Youi drives success for South African parent
Youi Australia’s strong performance has contributed to South African parent Outsurance Holdings’ “pleasing” result in the six months to December 31.
The Australian operation’s headline earnings of $20 million for the half-year were in contrast to Youi New Zealand’s $7 million loss.
Outsurance’s profit for the period was 783 million rand ($67 million).
Youi Group – which operates in Australia and New Zealand – comprises 49% of Outsurance’s revenue and 12% of its profitability.
Youi New Zealand was launched in August 2014, and Outsurance says its performance is “in line with expectations”.
The Kiwi operation’s “start-up loss” of 70 million rand ($6 million) “compares favourably to the 85 million rand ($7.3 million) loss of the immediately preceding six months”.
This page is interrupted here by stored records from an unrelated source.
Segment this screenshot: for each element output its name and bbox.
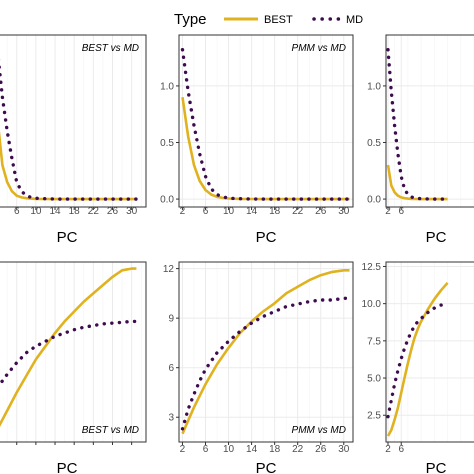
x-tick-label: 22 bbox=[292, 444, 304, 455]
y-tick-label: 0.5 bbox=[367, 138, 381, 149]
x-tick-label: 10 bbox=[30, 206, 42, 217]
facet-label: BEST vs MD bbox=[82, 425, 139, 436]
x-tick-label: 26 bbox=[315, 206, 327, 217]
x-tick-label: 6 bbox=[398, 444, 404, 455]
x-tick-label: 6 bbox=[398, 206, 404, 217]
x-tick-label: 10 bbox=[223, 206, 235, 217]
facet-label: PMM vs MD bbox=[292, 43, 346, 54]
y-tick-label: 0.0 bbox=[160, 195, 174, 206]
x-tick-label: 2 bbox=[180, 206, 186, 217]
facet-panel-top-right: 2 6 0.0 0.5 1.0 PC bbox=[367, 34, 474, 246]
panel-border bbox=[0, 261, 147, 443]
legend: Type BEST MD bbox=[174, 11, 363, 28]
x-axis-title: PC bbox=[426, 229, 447, 246]
legend-title: Type bbox=[174, 11, 207, 28]
panel-border bbox=[178, 261, 354, 443]
y-tick-label: 6 bbox=[168, 363, 174, 374]
y-tick-label: 0.0 bbox=[367, 195, 381, 206]
panel-border bbox=[178, 34, 354, 208]
x-tick-label: 30 bbox=[338, 206, 350, 217]
y-tick-label: 2.5 bbox=[367, 411, 381, 422]
series-line-md bbox=[386, 302, 450, 419]
x-tick-label: 18 bbox=[269, 444, 281, 455]
facet-label: PMM vs MD bbox=[292, 425, 346, 436]
series-line-best bbox=[0, 130, 137, 201]
x-tick-label: 14 bbox=[246, 444, 258, 455]
x-tick-label: 10 bbox=[223, 444, 235, 455]
y-tick-label: 12.5 bbox=[362, 262, 382, 273]
y-tick-label: 3 bbox=[168, 413, 174, 424]
x-tick-label: 14 bbox=[246, 206, 258, 217]
x-tick-label: 26 bbox=[107, 206, 119, 217]
panel-border bbox=[385, 34, 474, 208]
x-tick-label: 30 bbox=[338, 444, 350, 455]
panel-background bbox=[386, 262, 474, 442]
panel-border bbox=[0, 34, 147, 208]
x-tick-label: 2 bbox=[180, 444, 186, 455]
series-line-md bbox=[0, 319, 139, 388]
facet-panel-top-left: 6 10 14 18 22 26 30 BEST vs MD PC bbox=[0, 34, 147, 246]
x-tick-label: 30 bbox=[126, 206, 138, 217]
y-tick-label: 12 bbox=[163, 264, 175, 275]
x-axis-title: PC bbox=[57, 460, 78, 474]
y-tick-label: 0.5 bbox=[160, 138, 174, 149]
x-tick-label: 26 bbox=[315, 444, 327, 455]
facet-label: BEST vs MD bbox=[82, 43, 139, 54]
panel-background bbox=[179, 262, 353, 442]
x-tick-label: 22 bbox=[88, 206, 100, 217]
x-tick-label: 2 bbox=[385, 206, 391, 217]
x-tick-label: 2 bbox=[385, 444, 391, 455]
y-tick-label: 1.0 bbox=[160, 81, 174, 92]
series-line-best bbox=[386, 281, 449, 437]
series-line-best bbox=[181, 97, 350, 201]
y-tick-label: 9 bbox=[168, 314, 174, 325]
x-tick-label: 18 bbox=[69, 206, 81, 217]
series-line-md bbox=[386, 48, 450, 201]
x-tick-label: 6 bbox=[203, 444, 209, 455]
y-tick-label: 5.0 bbox=[367, 374, 381, 385]
x-tick-label: 22 bbox=[292, 206, 304, 217]
y-tick-label: 10.0 bbox=[362, 299, 382, 310]
series-line-best bbox=[181, 268, 350, 435]
legend-label-md: MD bbox=[346, 14, 363, 26]
x-tick-label: 14 bbox=[49, 206, 61, 217]
x-tick-label: 6 bbox=[14, 206, 20, 217]
y-tick-label: 7.5 bbox=[367, 336, 381, 347]
panel-background bbox=[179, 35, 353, 207]
panel-background bbox=[0, 262, 146, 442]
panel-background bbox=[0, 35, 146, 207]
x-axis-title: PC bbox=[256, 229, 277, 246]
x-axis-title: PC bbox=[426, 460, 447, 474]
series-line-best bbox=[0, 267, 137, 428]
x-tick-label: 6 bbox=[203, 206, 209, 217]
panel-border bbox=[385, 261, 474, 443]
legend-label-best: BEST bbox=[264, 14, 293, 26]
x-axis-title: PC bbox=[256, 460, 277, 474]
series-line-md bbox=[180, 296, 352, 431]
y-tick-label: 1.0 bbox=[367, 81, 381, 92]
facet-panel-bottom-right: 2 6 2.5 5.0 7.5 10.0 12.5 PC bbox=[362, 261, 474, 474]
x-axis-title: PC bbox=[57, 229, 78, 246]
x-tick-label: 18 bbox=[269, 206, 281, 217]
facet-panel-bottom-left: BEST vs MD PC bbox=[0, 261, 147, 474]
The strong Australian result is attributed to an increased underwriting margin, “which benefitted from relatively benign weather conditions and a notable improvement in cost efficiency”.
Youi Group gross written premium (GWP) grew 26%, more than triple the GWP growth of 7.3% for Outsurance in South Africa and exceeding overall group GWP growth of 17.6%.
Youi Australia’s GWP for the December half was $344 million, and New Zealand’s $14 million.
“Youi Australia’s market share of the domestic vehicle and home markets continues to expand as new business volumes are sustained,” Outsurance says.
The Australian business’ combined operating ratio moved to 91.3% in the half-year from 98.2% in the corresponding period of 2014, driven by an improvement in claims and the cost-to-income ratio.
“Claims repair and replacement costs in Australia have been subject to inflationary pressures as a result of the weaker Australian dollar against major currencies,” Outsurance says.
“Youi Australia’s claims ratio continues to outperform the industry experience.”